The British classic car industry has seen its fair share of memorable cars, from the Mini, to the Jaguar E-Type. Other vehicles start off in a promising fashion, only to end up becoming rare. This is the case with the Princess, produced by the Austin-Morris division of British Leyland. It’s an example of a car that started with strong sales, but was outpaced by competitors. Today, the Princess is an attractive classic car, so we’re taking a look into the history of the model.
British Leyland decided they wanted to produce a family car, so the Austin-Morris division developed a vehicle that was named the Austin Wolseley 18-22. It launched in March 1975 and it wasn’t long before the car was renamed ‘Princess.’ Other cars had used the name, such as the 1947 Austin Princess limousine and the Vanden Plas Princess.

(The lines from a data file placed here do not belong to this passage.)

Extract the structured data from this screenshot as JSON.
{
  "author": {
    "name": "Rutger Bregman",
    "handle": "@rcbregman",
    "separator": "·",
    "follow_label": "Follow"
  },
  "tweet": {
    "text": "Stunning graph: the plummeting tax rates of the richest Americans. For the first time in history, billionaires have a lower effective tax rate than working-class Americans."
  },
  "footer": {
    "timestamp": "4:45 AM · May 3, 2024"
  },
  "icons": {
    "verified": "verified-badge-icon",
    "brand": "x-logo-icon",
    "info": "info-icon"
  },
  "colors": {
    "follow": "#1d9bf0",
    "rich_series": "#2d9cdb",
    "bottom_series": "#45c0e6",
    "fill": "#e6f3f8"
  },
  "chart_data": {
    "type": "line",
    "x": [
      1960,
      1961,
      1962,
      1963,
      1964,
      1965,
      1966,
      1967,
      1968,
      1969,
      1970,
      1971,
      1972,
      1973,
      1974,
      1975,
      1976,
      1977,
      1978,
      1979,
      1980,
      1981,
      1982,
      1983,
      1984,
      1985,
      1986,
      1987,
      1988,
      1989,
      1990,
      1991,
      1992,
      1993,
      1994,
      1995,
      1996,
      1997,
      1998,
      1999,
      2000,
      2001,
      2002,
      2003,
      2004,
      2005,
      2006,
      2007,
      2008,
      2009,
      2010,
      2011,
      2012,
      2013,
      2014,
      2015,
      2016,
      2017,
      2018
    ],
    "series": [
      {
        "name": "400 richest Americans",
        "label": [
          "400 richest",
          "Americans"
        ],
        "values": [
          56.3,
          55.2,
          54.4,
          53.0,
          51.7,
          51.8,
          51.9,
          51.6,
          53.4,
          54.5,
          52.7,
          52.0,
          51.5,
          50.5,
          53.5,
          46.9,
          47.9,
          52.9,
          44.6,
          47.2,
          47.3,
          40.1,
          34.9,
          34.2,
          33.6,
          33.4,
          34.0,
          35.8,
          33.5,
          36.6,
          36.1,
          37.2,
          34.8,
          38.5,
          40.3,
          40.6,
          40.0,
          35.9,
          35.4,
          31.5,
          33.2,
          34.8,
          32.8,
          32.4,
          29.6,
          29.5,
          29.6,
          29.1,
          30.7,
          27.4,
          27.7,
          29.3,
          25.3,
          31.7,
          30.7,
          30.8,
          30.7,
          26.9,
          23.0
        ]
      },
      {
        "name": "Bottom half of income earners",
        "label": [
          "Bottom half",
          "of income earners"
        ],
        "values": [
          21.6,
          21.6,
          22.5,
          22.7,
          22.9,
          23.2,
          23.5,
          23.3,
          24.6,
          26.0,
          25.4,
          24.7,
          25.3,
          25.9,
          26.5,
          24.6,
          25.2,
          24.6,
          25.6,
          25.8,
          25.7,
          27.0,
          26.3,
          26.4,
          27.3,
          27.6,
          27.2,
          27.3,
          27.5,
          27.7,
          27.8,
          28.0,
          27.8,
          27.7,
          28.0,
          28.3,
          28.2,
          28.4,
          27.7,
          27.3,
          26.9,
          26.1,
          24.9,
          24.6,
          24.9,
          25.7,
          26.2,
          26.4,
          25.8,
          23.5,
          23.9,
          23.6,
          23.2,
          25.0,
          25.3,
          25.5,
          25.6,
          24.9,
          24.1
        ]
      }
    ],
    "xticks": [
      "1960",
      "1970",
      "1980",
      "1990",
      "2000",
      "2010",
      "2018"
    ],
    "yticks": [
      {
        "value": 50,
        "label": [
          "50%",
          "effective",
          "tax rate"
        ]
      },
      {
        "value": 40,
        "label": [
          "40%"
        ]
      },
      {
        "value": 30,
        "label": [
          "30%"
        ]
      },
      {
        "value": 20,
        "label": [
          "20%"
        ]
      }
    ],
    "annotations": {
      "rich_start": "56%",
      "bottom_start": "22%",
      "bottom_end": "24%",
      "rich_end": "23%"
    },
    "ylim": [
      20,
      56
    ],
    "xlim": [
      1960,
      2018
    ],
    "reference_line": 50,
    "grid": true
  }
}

The exterior had a distinctive wedge shape common among a few 1970s cars. The Princess shared similarities with the Triumph TR7 in terms of shape. It had a high bonnet to allow for a tall, 1798 cc B-series pushrod straight-4 engine. The Princess reached a top speed of 104 mph. The Hydragas suspension system provided a smooth ride and excellent handling. The performance and spacious interior were the main selling points.
Initially, the Princess was well received, but poor quality control affected building. The wedge-shape proved to be divisive, so British Leyland tried to salvage the car by producing a new version. The Princess 2 came out in 1978 with a new O-Series engine. Two versions were available, with the 1700 cc model presented as a company car, while the 2000 cc appealed to private motorists.
Although the Princess enjoyed early success, it could never quite shake off its shortcomings. A major reason for this might have been down to it not being a hatchback. The original plan had been for the Princess to have five doors, but management decided to go with the Austin Maxi as the only hatchback in the range. They believed potential buyers of the Princess wouldn’t want it to be a hatchback. Instead, the Princess came with fixed rear glass and a separate boot. Some believe this stopped the Princess from reaching its full potential.
Even with its shortcomings, the Princess founds its place in popular culture. One appeared in the BBC sitcom Terry and June and another showed up in Fawlty Towers. A Princess was tested in Top Gear, with it being declared the best car British Leyland produced.